E’ interessante osservare come tutti e tre i parametri abbiano, già alla fine di agosto, di ogni singola annata, valori elevati di concentrazione per poi seguire una stasi e una successiva ripresa che si conclude con la fase della vendemmia. La concentrazione zuccherina è maggiore nelle tesi con maggior numero di piante ad ettaro variando da circa 20.5 gradi brix nella densità con 6670 piante ad ettaro a 17.5-18 gradi brix nella densità con 3330 piante ad ettaro.Valori simili si hanno laddove abbiamo 2980 e 4000 piante ad ettaro.
L’acidità totale, espressa in grammi litro di acido tartarico, oscillava da 7.0 gr/lt nella tesi con 6670 piante a 8.2 gr/lt nella tesi con 2980 e 3330 piante ad ettaro.
I valori di pH non davano differenze statisticamente significative variando da 3.15 a 3.25.

In conclusione
Occorre ricordare come acquisizioni di questo calibro sono da considerarsi indispensabili su di ogni singolo territorio in quanto è stata più volte osservata una grande variabilità dei risultati in funzione delle condizioni ecopedologiche e dei fattori tecnico-colturali in cui si svolgono le ricerche.
Volendo valutare l’influenza della densità di piantagione si hanno varie possibilità, variando la distanza tra le file, sulla fila o entrambi i parametri.
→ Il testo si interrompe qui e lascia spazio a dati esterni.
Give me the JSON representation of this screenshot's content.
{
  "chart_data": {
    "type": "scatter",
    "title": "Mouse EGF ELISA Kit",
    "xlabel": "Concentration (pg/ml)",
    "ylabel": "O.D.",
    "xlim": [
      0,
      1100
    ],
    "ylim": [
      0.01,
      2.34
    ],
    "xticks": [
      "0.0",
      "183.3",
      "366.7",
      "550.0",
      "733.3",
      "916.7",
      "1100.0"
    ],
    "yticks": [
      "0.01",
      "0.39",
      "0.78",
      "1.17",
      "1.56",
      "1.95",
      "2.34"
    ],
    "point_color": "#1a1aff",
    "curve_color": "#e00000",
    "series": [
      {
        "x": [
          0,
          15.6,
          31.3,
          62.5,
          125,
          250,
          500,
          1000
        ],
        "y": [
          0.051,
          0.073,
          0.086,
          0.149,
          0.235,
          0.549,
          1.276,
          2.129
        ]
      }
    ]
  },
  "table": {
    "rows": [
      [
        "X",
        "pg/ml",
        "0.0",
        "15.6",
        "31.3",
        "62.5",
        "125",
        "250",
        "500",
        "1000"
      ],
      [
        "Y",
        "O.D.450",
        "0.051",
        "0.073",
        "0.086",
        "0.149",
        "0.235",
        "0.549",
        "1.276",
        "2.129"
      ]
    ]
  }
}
Negli anni dei rilievi è emerso come la miglior qualità di uva si ottenga con densità di piantagione più elevate anche se non ci sono state differenze sostanziali tra i vari sesti d’impianto se non a livello quantitativo dove il sesto 2,8 x 1,2 ha prodotto di più per metro lineare.
Possiamo quindi ipotizzare che per ottenere risultati ottimali in termini enologici con il vitigno sangiovese in areali simili a quello preso in esame occorre lavorare sia su densità di piantagioni elevate (6660 piante ad ettaro) ma anche con interventi di diradamento dei grappoli per raggiungere il carico ottimale di uva proporzionato direttamente alla pianta.